On peut alors voir ces étapes comme celles par lesquelles l’idée d’une démocratie culturelle est passée à celle d’une démocratisation culturelle. Dans un premier temps, l’éducation populaire apparaît comme être une dimension culturelle du mouvement ouvrier, mouvement pour lequel l’alliance de l’action culturelle et de l’action sociale est indissociable.

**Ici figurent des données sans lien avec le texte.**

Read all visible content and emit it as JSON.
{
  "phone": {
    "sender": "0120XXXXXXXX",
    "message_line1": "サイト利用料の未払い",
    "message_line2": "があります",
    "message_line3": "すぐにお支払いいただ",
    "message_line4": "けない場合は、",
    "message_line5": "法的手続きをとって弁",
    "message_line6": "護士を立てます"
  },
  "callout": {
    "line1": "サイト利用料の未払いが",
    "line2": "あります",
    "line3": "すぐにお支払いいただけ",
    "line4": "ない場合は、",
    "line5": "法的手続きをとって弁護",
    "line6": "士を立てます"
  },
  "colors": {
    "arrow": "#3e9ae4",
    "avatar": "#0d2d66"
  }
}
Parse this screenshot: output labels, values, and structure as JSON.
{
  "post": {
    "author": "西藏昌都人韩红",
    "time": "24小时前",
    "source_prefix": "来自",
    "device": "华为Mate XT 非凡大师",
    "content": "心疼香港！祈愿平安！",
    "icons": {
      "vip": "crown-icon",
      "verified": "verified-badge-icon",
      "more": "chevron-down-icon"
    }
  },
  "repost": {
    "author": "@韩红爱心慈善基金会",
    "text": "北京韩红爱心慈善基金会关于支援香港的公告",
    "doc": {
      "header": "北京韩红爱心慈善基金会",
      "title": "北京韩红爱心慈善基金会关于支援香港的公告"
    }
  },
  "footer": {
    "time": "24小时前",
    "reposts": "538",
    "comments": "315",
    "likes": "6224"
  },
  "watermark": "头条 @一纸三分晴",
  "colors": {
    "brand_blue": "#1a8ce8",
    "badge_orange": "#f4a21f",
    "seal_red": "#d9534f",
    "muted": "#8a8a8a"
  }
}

L’éducation populaire porte cette dimension de démocratie culturelle comme « la dimension culturelle de la production de l’action collective », permettant « de construire une production collective de connaissances, de représentations culturelles, de signe propres à un groupe social en conflit, à une époque où le syndicalisme est en même temps mutualisme et coopération ». Cette production de signes, symboles et représentations correspond à l’idée d’une démocratie culturelle où les groupes sociaux trouvent les conditions nécessaires à la production culturelle, et donc des savoirs, pour penser « un mode de production et de développement, pour que le travail ait du sens et soit reconnu ». Cette perspective permettait de penser ensemble ce qui est aujourd’hui pensé séparément en terme d’éducation populaire, syndicalisme, et économie sociale. Ainsi des modes de développement de production, et plus largement des modes d’organisation pour l’amélioration des conditions de vie dans le travail et en dehors du travail, étaient mis en œuvre tels que des fonds d’assurance chômage, pour la santé, etc. L’éducation populaire était pensée comme la production de connaissances et de savoirs intrinsèquement liés aux réalités économiques et sociales du mouvement ouvrier. De plus, elle est pensée comme un processus de production de connaissance de manière à pouvoir définir par le mouvement ouvrier lui-même les contenus légitimes du savoir, et s’oppose donc à un autre processus de démocratisation culturelle qui consisterait à acquérir les contenus légitimés par une entité extérieure officielle, tel l’état ou le patronat qui tente également de s’approprier les espaces de formations des travailleurs pour les former aux modes de productions industrielles. C’est un rapport conflictuel de production des connaissances qui est entretenu par l’éducation populaire. Or, l’ensemble des étapes qui s’ensuivent vont davantage organiser la pacification de ce conflit que lui permettre d’exister.